All of My Selves Are Crazy and We’re Cool With That

Since learning to adult over the past couple of decades, it has come to my attention how often absolutely stupid thoughts wander from around the bend of the ol’ cerebrum, spin around a few times in the frontal lobe, and then meander on through the cracks in the brain-to-mouth filter to vocally exit the building before I realize what’s happened.  (Wow, was that a crazy long sentence or what? Sheesh.)

For example, I’ve found myself saying things as a parent like, “No, sweetie, we don’t lick the dog’s face,” and, “Please don’t set that opened SlimJim down on the concrete to play with your friend, then pick it up and eat it again.” (At which point the other progeny – the teenager – said, “I don’t know why you waste your time saying that. You know he’s going to,” and I responded with a sigh and, “I know, but I have to at least try.”)

There are also random things like, “Alanis Morisette was the Taylor Swift of my generation,” which for some reason came to my mind while the song ‘Honky Tonk Rock and Roll’ played on my car radio, because clearly all three of those have worlds in common.  Add to that the fact that I now work from home (which is an absolute delight, by the way – an absolute delight) so I don’t really have office mates and my propensity for talking to myself conversationally has increased exponentially, and well, Houston, we have a problem.

I first became bothered by this a couple of months ago when I realized I was no longer talking to my dogs as if they are dogs but instead started conversing as if anthropomorphizing them was the same as, say, chatting at a coctail party or arguing with a family member.  We’d go on walks and they’d do something utterly canine, normal, and stupid (like try to crap in someone’s front yard when I hadn’t brought a bag) and I’d spout off nonsense like, “Stop being such a douchebag!
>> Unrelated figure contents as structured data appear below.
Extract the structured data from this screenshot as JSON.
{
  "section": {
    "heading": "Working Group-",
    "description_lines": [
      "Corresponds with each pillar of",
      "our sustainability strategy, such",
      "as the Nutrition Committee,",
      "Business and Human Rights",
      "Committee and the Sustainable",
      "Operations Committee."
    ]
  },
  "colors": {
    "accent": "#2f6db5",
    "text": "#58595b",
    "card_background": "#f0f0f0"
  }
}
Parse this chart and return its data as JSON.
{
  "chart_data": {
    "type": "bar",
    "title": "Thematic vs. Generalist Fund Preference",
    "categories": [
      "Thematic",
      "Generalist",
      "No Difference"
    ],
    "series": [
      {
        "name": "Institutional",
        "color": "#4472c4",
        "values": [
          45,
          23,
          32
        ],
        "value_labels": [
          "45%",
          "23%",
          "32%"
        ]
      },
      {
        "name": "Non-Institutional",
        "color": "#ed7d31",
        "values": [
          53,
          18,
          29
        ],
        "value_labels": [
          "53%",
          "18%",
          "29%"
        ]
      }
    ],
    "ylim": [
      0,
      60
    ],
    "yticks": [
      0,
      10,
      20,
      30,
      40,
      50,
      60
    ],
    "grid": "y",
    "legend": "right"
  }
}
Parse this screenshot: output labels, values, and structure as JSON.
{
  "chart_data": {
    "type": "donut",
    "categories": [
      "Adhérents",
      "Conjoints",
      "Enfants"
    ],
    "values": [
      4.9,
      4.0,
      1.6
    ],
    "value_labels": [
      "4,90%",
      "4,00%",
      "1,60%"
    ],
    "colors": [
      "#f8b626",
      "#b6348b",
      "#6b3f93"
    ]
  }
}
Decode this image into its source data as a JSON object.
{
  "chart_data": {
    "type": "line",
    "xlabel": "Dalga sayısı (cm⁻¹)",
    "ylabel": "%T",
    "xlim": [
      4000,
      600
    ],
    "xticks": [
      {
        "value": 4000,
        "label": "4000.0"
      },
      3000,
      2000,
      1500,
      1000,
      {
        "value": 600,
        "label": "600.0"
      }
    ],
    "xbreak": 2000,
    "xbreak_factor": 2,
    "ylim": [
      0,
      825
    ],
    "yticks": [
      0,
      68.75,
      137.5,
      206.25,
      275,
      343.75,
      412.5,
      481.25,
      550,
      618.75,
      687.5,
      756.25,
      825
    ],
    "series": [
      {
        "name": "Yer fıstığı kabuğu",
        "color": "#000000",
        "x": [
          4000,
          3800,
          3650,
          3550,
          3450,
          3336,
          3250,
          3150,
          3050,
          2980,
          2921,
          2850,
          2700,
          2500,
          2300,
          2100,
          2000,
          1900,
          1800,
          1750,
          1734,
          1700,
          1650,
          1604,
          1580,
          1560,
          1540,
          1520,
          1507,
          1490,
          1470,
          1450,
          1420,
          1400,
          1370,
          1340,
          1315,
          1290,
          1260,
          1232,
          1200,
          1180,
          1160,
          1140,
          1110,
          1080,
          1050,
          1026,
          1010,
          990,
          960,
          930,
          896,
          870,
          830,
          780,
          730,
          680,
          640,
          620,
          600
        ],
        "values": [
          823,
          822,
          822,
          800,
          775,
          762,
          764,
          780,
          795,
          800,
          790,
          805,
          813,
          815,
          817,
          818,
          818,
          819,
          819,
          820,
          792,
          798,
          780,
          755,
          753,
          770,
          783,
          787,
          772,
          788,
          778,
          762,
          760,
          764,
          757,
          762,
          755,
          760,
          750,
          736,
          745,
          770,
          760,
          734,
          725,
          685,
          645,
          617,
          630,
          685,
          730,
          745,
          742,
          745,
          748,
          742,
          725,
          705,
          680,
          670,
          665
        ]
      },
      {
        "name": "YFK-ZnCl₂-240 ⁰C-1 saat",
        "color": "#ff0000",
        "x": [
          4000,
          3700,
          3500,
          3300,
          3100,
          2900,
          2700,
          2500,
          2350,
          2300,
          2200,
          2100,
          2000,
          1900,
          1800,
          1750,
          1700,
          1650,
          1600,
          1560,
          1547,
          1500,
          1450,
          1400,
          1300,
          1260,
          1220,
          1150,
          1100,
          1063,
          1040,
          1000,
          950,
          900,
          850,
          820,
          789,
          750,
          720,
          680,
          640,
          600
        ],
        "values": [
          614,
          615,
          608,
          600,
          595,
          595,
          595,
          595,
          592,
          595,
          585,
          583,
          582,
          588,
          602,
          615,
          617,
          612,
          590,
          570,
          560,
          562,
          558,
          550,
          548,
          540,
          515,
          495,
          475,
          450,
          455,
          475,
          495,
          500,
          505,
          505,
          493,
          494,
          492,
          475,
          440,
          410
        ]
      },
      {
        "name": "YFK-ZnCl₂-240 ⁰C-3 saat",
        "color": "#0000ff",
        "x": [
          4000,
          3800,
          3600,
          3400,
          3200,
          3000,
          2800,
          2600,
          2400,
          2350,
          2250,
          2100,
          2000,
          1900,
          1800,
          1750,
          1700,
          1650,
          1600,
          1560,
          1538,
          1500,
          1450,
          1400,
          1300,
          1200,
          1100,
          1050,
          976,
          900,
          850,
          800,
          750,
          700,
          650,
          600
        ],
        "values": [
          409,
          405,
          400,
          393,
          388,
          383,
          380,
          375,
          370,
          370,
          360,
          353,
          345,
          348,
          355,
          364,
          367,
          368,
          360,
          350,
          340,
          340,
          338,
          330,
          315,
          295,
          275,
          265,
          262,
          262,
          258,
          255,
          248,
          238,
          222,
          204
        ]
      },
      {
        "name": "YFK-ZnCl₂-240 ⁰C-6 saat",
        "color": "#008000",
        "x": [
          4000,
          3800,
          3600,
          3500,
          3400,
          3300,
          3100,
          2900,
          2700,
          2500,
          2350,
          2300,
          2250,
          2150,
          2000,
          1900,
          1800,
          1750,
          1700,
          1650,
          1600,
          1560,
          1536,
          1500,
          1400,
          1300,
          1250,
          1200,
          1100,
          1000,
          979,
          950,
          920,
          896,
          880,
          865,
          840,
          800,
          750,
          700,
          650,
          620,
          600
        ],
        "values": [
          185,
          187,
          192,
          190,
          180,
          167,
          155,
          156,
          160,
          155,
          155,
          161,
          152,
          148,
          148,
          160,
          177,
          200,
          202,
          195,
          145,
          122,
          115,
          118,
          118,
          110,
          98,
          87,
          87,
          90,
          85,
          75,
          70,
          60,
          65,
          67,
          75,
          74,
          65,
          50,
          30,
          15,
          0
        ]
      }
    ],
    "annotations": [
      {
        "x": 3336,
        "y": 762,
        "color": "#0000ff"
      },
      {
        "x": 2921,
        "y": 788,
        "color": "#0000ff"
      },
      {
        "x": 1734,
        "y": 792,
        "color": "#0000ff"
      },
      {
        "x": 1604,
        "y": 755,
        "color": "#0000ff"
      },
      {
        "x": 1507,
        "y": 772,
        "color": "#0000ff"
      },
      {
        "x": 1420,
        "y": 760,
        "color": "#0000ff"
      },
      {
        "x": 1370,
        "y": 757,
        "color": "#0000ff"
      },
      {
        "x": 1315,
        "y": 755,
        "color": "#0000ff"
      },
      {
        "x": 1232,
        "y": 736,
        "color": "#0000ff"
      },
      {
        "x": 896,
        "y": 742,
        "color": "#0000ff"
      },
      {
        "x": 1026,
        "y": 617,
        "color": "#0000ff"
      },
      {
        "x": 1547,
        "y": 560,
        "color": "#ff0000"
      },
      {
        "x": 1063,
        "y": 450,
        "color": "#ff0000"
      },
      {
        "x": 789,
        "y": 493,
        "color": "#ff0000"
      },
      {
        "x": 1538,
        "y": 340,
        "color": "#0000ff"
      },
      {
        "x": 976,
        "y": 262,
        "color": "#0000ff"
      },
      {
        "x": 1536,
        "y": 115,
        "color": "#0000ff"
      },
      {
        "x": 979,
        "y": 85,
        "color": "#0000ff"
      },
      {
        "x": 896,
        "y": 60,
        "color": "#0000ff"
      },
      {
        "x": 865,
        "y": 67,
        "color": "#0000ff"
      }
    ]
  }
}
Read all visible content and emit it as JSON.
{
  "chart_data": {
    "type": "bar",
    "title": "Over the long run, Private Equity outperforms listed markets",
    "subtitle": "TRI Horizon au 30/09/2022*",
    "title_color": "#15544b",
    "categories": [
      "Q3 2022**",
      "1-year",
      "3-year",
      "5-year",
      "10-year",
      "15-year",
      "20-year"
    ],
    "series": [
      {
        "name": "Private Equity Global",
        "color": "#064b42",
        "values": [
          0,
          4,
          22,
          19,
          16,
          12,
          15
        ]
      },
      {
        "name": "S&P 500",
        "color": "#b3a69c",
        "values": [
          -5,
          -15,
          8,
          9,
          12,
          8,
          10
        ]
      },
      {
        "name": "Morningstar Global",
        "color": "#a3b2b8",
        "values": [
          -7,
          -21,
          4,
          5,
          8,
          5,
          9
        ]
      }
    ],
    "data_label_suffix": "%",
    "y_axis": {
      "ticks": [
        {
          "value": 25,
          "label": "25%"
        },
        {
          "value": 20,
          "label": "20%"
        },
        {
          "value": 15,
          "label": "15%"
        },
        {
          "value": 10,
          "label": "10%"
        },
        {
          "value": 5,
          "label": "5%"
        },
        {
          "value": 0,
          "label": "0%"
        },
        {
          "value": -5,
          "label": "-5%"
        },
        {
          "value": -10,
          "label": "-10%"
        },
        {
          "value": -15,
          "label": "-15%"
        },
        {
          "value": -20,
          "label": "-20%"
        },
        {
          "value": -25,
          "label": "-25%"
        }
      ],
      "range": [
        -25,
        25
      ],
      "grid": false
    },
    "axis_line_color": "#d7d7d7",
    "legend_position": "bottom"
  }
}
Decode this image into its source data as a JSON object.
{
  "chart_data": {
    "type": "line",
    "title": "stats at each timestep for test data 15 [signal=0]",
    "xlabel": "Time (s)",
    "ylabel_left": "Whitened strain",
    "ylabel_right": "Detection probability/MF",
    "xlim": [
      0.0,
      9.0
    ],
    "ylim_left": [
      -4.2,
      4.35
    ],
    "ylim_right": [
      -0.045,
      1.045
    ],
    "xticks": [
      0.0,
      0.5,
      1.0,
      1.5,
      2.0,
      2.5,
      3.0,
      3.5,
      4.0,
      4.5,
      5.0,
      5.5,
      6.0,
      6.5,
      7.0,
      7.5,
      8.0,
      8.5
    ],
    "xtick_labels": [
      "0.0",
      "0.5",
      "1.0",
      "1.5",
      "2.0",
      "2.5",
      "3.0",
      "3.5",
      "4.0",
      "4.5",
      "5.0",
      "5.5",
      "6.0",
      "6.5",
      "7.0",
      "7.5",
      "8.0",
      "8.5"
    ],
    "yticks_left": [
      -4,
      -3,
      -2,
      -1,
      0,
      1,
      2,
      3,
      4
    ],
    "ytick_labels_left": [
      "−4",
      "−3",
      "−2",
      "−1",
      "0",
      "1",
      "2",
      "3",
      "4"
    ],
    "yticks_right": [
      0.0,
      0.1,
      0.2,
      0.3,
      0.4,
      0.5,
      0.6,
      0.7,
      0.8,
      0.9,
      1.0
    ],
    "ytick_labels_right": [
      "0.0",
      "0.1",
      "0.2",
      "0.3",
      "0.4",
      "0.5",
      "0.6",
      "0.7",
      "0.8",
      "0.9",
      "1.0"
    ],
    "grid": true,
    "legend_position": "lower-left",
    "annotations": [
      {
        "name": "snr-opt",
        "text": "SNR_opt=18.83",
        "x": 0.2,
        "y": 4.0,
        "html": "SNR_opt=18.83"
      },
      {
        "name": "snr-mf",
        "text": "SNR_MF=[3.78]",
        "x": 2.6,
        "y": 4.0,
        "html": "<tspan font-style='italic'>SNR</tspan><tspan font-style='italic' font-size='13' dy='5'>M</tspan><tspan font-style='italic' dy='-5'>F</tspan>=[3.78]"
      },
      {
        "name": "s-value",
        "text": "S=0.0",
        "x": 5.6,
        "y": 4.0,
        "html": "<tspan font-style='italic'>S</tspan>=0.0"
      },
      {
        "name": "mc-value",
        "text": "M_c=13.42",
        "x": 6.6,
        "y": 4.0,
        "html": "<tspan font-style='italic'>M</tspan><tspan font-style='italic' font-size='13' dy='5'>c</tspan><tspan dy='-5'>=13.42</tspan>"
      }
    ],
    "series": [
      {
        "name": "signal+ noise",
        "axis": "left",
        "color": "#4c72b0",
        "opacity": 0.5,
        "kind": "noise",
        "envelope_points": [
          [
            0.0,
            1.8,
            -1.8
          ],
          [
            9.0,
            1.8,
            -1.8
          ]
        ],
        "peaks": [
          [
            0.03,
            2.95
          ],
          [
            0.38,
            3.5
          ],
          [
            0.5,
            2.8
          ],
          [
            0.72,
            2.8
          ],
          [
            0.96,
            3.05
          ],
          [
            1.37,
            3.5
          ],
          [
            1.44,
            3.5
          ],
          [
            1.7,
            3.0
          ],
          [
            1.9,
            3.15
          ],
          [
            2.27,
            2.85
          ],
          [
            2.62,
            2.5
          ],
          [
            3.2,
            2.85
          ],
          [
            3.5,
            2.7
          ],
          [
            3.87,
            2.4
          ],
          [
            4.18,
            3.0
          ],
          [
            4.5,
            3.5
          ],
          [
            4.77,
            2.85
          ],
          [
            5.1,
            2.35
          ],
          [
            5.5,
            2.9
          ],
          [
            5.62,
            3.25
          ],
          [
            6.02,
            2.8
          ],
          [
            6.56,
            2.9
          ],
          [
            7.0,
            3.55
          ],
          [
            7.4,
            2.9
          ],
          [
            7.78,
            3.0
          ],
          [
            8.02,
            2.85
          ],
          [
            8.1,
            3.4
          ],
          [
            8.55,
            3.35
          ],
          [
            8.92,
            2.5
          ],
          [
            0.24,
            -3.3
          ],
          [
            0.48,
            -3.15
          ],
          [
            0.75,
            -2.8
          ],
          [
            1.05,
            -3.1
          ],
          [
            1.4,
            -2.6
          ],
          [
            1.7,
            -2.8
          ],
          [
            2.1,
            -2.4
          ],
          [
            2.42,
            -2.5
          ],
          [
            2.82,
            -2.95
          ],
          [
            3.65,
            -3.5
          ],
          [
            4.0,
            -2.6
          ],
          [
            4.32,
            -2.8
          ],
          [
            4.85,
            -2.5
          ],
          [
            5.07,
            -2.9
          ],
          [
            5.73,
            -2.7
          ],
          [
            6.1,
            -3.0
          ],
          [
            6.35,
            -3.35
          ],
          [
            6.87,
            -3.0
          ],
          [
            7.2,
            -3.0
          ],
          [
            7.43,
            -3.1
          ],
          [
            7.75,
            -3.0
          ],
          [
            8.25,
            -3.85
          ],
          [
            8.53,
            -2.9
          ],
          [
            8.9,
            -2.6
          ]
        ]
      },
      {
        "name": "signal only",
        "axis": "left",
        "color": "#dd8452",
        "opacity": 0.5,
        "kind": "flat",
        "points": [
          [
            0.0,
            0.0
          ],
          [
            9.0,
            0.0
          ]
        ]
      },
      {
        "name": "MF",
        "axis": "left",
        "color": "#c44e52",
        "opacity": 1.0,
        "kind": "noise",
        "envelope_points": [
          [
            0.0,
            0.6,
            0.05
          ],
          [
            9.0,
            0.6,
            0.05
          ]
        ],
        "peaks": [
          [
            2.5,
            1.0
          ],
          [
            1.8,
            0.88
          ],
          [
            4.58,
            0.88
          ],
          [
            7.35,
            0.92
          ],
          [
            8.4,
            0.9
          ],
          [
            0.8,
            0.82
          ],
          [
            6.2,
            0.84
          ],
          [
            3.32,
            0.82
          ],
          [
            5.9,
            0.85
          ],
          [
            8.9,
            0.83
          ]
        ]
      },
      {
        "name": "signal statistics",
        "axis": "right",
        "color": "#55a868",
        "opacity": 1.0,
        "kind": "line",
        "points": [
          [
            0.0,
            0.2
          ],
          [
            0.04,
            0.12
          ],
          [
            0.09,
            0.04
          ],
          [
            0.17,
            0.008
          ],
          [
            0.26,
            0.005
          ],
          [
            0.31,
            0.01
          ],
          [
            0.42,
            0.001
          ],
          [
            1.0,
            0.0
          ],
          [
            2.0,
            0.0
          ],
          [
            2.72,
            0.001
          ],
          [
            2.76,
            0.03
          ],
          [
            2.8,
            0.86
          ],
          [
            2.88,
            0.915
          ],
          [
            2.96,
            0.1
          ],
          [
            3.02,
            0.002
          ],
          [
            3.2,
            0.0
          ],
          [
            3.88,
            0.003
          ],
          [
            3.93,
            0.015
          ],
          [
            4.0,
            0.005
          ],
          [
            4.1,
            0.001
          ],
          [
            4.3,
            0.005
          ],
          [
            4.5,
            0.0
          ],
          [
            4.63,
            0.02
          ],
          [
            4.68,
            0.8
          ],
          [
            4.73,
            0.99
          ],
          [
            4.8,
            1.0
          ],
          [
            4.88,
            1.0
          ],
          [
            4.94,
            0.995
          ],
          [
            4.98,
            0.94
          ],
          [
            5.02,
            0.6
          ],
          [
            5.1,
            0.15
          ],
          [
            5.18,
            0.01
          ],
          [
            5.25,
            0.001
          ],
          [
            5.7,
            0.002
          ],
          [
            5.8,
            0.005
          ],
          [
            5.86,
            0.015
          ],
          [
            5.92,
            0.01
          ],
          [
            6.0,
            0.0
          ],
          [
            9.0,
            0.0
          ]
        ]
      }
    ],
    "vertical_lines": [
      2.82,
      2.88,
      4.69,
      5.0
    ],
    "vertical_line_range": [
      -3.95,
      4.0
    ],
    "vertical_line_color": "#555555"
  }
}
You’re doing this on purpose to get me in trouble with the HOA! How will you feel when we’re banned from walks and you only have a 3 by 5 square of dirt to do that in, huh? HUH?” and then pause as if waiting for an answer. Because clearly we would be banned from being in public because of my dog answering nature’s call and not because the crazy lady who looks like the female unibomber thinks her dogs are people.

Right.

Then last week I seriously lost it while working (because yes, working from home does mean you actually have to work, contrary to popular belief – I average about 45 hours every five days).  What happened?  Well, it went something like this…

*Begin scene*

Me: *typing notes into database*

*suddenly remembers has a phone call scheduled 2 minutes ago and frantically searches for number*

*can’t find number and starts to panic, made worse by being startled when calendar reminder pops up and makes loud noise*

*knocks three pens, two pencils, and a notebook off of desk*

*tries to clean up mess but ends up knocking computer mouse off of desk, too, and it falls so hard it unplugs from computer and rolls into hard-to-reach corner where my T-rex arms can’t go*

Me (as I straddle desk and contort my no longer young body trying to reach mouse): “Argh! Get your sh** together! Get. It. Together. You. Idiot. You. Work. From home. And should. NOT. BE. HAVING. SUCH. STUPID. PROBLEMS.”

Me: “SHUT UP! Worry about yourself! No one needs all your negativity!”

Me: “YOU shut up! Stop being such a moron and learn to adult, already!”

Me: “UGH! I HATE YOU!”

Me: “You’ll effing get over it. Now, seriously, shut up. I’m TRYING to work, here! AND HURRY UP AND GRAB THAT MOUSE BECAUSE I NEED IT!”

*end scene*

I would love to tell you that this is fiction. I would also love to tell you that Chris Hemsworth finally saw the light, left his gorgeous and talented wife, and asked me to run away with him and live the rest of our sun-kissed days together in paradise and that the hubs was totally cool with that.  I would also like to be able to look at people with a straight face and say Trump will be a great president if the brain-dead multitude decides to vote him into office.

All would be flat-out lies. (And okay, really I don’t wish I could say that about Trump. Even I have limits, faint though they may be.)

And since it’s not fiction, and since this bottle of $9 red wine is surprisingly delicious, I’ve decided to embrace all my versions of me, and we’ve agreed on a temporary truce for now as I embody the crazy that is us.

At least until the hubs wants to know when the dishes will be washed. Because when that happens, those bee-otches are going down. I work 45 hours a week; those other freeloading fatties can start pulling their freaking weight or get the eff out.